During the first episode of The Stuarts in Exile, I found the continued emphasis on the Duke of Marlborough surprising – yes, he does pop up at various points in the story and his defection from James II to William of Orange was a turning-point of the Glorious Revolution (which resulted in the Old Pretender growing up in exile), but he was not alone in switching sides. Stranger still, given this emphasis, was what was left out in terms of the connections between him and the various members of the Stuart dynasty. What of his wife’s close friendship with Queen Anne? His sister was the mother of James II’s illegitimate son, the Duke of Berwick – who became a successful military commander under Louis XIV and who later fell out with his half-brother after declining to get involved in the Fifteen. Wasn’t that worth mentioning? While we’re on the subject of family connections, why was there no mention of the fact that William of Orange was James II’s nephew as well as his son-in-law? Or that James II and Louis XIV were cousins? Back then, these connections mattered.

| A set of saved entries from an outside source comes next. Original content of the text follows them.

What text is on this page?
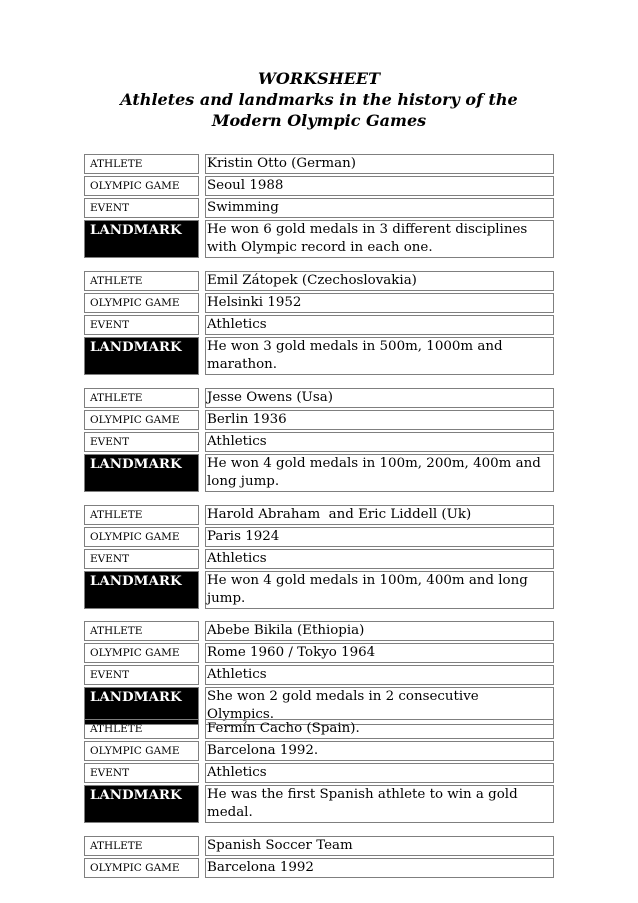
WORKSHEET
Athletes and landmarks in the history of the
Modern Olympic Games
ATHLETE		Kristin Otto (German)
OLYMPIC GAME		Seoul 1988
EVENT		Swimming
LANDMARK		He won 6 gold medals in 3 different disciplines with Olympic record in each one.
ATHLETE		Emil Zátopek (Czechoslovakia)
OLYMPIC GAME		Helsinki 1952
EVENT		Athletics
LANDMARK		He won 3 gold medals in 500m, 1000m and marathon.
ATHLETE		Jesse Owens (Usa)
OLYMPIC GAME		Berlin 1936
EVENT		Athletics
LANDMARK		He won 4 gold medals in 100m, 200m, 400m and long jump.
ATHLETE		Harold Abraham  and Eric Liddell (Uk)
OLYMPIC GAME		Paris 1924
EVENT		Athletics
LANDMARK		He won 4 gold medals in 100m, 400m and long jump.
ATHLETE		Abebe Bikila (Ethiopia)
OLYMPIC GAME		Rome 1960 / Tokyo 1964
EVENT		Athletics
LANDMARK		She won 2 gold medals in 2 consecutive Olympics.
ATHLETE		Fermín Cacho (Spain).
OLYMPIC GAME		Barcelona 1992.
EVENT		Athletics
LANDMARK		He was the first Spanish athlete to win a gold medal.
ATHLETE		Spanish Soccer Team
OLYMPIC GAME		Barcelona 1992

There was also surprisingly little about James’s attitude towards Protestantism. Jacobitism was by no means limited to Catholics, and while in exile in Rome James had special permission to hold Protestant services at his court – which was popular with British visitors to Rome regardless of their religious or political affiliation. James must have been aware that had he renounced Catholicism in favour of the C of E his chances of regaining the throne would have increased immeasurably; he was told as much more than once and there was definitely a family history of converting to suit circumstances, but he chose not to. I’d’ve liked to have heard a bit more about this. In the second episode we got a reference to James stating that he would be tolerant towards Protestants in the event of his coming to the throne, but that was it.

For much of the second episode, James’s son Charles – Bonnie Prince Charlie – took centre-stage as Dr Jackson took us through the little-known stories of English Jacobitism and Scottish support for the Hannoverian government before a somewhat brief look at the Forty-Five and an account of Charles’s later years which brought up the interesting story of his secret visit to London in 1750 and his apparent conversion to Protestantism.

Despite what I’ve said, I enjoyed watching this documentary and I did like Dr Jackson’s style (although in terms of TV historians she’s not quite on a par with the likes of Mary Beard and Lucy Worsley). Funny, though, that a study of a somewhat marginalised branch of British royalty that tends to get dismissed from the main story managed to miss some important parts from its narrative.